Salah satu cara yang sudah diterapkan Bentoel untuk meningkatkan efisiensi adalah dengan menawarkan pengunduran diri kepada hampir 1.000 karyawannya. "Dengan jumlah 970 karyawan, itu efisiensi di pabrik bisa di terapkan. Keuangan kami baik dan akan terus meningkatkan efisiensi perusahaan. Oleh sebab itu, yang kami tawarkan adalah program pengunduran diri suka rela di sigaret kretek mesin (SKM)," beber Winny.
Kembali mengintip laporan keuangan semester I-2014, biaya upah tenaga kerja langsung sejatinya bukan komponen pengurang pendapatan bersih yang besar. Pasalnya dengan total biaya produksi Rp 6,51 triliun, Bentoel hanya harus membayar Rp 120,22 miliar untuk mengupah para karyawan pabriknya. Dengan kata lain, komponen itu hanya setara dengan 1,85% terhadap total biaya produksi.
Komponen terbesar dalam biaya produksi Bentoel adalah biaya pita cukai termasuk pajak pertambahan nilai (PPN). Komponen pengurang itu tercatat Rp 4,85 triliun, atau setara dengan 74,5% terhadap total biaya produksi.

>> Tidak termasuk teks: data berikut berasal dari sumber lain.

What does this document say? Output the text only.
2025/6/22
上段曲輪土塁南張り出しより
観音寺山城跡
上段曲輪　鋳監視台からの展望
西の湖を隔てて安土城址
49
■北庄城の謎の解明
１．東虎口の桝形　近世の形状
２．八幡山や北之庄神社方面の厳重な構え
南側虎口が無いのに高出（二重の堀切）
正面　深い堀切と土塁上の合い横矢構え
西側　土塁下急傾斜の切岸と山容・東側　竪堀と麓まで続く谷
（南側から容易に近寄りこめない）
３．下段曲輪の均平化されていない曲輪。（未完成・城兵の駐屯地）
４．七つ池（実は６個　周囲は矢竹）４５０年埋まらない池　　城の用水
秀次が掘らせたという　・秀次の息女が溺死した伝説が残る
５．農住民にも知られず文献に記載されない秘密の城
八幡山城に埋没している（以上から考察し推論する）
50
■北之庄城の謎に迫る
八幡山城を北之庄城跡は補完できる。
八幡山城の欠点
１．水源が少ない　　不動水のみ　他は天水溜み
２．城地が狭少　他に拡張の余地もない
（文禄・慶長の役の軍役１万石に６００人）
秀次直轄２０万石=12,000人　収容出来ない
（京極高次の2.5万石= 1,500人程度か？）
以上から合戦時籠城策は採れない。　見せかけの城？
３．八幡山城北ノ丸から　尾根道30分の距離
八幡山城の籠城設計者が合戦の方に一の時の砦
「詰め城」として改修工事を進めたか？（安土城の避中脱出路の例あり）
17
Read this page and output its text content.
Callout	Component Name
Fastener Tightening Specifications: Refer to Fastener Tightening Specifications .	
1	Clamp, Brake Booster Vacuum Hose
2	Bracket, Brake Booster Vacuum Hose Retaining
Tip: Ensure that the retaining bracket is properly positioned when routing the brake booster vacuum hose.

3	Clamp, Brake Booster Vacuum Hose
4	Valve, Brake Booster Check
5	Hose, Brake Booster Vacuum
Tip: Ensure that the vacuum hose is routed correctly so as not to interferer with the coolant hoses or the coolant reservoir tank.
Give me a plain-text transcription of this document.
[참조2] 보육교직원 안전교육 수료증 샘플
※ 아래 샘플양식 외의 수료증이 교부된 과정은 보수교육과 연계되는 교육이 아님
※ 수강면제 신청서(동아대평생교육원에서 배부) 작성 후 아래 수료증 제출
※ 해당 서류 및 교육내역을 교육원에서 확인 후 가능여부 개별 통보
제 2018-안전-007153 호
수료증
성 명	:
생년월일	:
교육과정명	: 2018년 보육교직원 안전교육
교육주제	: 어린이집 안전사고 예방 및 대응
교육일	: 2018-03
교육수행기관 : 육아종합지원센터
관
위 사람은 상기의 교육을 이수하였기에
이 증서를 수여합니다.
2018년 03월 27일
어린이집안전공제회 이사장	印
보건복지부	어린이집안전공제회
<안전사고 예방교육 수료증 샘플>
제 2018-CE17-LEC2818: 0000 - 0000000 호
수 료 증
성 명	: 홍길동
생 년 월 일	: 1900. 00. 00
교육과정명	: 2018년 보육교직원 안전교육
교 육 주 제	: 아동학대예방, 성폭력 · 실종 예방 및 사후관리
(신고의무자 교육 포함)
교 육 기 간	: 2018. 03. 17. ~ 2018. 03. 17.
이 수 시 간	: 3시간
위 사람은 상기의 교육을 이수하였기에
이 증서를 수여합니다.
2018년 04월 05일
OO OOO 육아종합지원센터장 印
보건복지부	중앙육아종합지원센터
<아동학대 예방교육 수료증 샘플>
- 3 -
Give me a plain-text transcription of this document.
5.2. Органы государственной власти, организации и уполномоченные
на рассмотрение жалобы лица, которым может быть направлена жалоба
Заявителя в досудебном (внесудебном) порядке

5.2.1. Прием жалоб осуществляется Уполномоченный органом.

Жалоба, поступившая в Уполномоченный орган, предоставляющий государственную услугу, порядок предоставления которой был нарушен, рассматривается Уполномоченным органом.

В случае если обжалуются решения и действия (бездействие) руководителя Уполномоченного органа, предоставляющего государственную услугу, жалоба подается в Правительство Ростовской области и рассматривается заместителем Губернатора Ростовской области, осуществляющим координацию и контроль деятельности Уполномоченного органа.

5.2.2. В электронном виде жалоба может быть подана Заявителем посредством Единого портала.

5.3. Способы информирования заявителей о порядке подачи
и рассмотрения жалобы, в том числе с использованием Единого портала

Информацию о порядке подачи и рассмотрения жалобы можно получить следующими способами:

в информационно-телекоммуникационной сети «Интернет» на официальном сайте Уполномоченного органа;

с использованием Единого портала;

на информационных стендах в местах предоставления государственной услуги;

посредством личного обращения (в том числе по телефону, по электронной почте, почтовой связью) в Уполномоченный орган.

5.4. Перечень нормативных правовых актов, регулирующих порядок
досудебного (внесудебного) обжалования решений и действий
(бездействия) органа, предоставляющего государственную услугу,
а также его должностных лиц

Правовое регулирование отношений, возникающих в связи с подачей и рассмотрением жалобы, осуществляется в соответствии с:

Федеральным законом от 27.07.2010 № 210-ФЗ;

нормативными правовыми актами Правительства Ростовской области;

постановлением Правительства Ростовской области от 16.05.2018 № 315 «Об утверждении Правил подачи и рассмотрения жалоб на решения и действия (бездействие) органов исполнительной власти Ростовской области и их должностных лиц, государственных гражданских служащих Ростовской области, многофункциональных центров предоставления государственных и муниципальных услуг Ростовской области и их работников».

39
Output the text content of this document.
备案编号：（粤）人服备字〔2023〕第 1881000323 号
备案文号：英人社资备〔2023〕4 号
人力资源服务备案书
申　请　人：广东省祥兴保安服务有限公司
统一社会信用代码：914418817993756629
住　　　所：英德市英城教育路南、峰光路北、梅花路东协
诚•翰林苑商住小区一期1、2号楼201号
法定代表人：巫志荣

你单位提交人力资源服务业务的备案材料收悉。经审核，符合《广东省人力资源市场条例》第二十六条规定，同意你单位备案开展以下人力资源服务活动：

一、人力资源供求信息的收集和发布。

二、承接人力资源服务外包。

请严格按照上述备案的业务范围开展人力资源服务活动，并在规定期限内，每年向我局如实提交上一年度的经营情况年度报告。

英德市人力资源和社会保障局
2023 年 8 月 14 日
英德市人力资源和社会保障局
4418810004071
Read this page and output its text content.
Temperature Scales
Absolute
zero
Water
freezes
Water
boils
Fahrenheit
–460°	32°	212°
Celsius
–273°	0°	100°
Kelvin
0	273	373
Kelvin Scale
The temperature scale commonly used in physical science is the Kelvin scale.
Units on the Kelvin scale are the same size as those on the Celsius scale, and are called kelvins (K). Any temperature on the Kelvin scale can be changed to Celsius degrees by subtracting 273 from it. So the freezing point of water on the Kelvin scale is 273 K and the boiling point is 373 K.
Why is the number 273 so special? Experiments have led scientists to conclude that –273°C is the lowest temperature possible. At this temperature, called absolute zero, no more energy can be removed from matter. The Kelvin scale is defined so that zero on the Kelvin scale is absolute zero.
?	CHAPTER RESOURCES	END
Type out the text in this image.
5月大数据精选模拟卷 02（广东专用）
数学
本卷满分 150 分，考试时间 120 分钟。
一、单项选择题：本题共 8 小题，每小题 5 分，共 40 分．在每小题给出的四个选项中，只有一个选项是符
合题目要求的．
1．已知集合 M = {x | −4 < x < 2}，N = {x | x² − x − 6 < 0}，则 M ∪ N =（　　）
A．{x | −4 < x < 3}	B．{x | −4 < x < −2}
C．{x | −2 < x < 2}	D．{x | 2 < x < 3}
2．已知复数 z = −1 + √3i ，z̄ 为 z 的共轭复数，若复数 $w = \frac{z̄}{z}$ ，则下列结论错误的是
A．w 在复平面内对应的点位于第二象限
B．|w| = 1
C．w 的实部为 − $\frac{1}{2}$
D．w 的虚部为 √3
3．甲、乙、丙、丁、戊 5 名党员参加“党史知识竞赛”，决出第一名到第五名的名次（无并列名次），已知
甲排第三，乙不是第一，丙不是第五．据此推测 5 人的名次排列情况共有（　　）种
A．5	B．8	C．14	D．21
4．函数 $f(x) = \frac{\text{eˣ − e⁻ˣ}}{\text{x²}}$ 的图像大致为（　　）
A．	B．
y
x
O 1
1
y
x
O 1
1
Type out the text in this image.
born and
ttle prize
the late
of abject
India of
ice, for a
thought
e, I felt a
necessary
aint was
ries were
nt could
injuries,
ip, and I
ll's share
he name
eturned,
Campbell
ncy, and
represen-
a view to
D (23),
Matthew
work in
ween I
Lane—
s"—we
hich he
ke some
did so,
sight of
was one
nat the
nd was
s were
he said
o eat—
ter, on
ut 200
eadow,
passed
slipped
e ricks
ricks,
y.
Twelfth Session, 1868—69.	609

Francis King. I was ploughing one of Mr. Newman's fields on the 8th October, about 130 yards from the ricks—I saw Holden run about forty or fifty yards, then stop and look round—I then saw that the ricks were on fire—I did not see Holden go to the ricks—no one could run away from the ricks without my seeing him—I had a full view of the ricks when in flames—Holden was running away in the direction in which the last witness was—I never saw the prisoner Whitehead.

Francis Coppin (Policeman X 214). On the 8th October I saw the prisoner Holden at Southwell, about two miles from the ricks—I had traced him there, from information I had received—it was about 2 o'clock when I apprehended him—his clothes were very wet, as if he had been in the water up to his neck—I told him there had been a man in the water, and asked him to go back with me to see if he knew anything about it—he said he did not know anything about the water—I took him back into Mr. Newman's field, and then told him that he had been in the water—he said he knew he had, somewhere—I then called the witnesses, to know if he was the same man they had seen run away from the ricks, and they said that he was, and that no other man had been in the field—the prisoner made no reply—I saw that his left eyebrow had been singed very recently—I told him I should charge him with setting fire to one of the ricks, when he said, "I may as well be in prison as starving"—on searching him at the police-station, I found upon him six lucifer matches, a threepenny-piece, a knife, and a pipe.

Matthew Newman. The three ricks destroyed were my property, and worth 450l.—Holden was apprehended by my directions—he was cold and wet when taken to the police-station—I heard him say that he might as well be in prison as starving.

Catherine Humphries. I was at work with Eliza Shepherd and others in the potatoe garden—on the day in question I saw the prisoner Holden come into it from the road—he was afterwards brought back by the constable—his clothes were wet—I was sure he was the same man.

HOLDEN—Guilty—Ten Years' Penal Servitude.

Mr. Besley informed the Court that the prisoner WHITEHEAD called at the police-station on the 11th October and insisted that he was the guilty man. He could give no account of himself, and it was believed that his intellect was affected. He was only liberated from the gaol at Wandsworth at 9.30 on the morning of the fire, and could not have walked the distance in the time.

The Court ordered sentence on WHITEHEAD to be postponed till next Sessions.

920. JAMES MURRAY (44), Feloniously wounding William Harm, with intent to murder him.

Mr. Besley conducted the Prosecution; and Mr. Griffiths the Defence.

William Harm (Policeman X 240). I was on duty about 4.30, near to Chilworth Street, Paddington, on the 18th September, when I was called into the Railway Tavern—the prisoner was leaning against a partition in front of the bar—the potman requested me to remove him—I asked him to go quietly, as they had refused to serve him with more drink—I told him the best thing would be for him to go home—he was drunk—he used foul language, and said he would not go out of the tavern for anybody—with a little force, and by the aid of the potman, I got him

Sayangnya, meski telah mengutarakan dua strateginya, Bentoel tak mau blakblakan tentang target perusahaan itu ke depan. "Kami perusahaan terbuka, tidak bisa memberi proyeksi atau perkiraan seperti itu. Untuk strateginya tentu rahasia perusahaan," elak Winny. (Benediktus Krisna Yogatama)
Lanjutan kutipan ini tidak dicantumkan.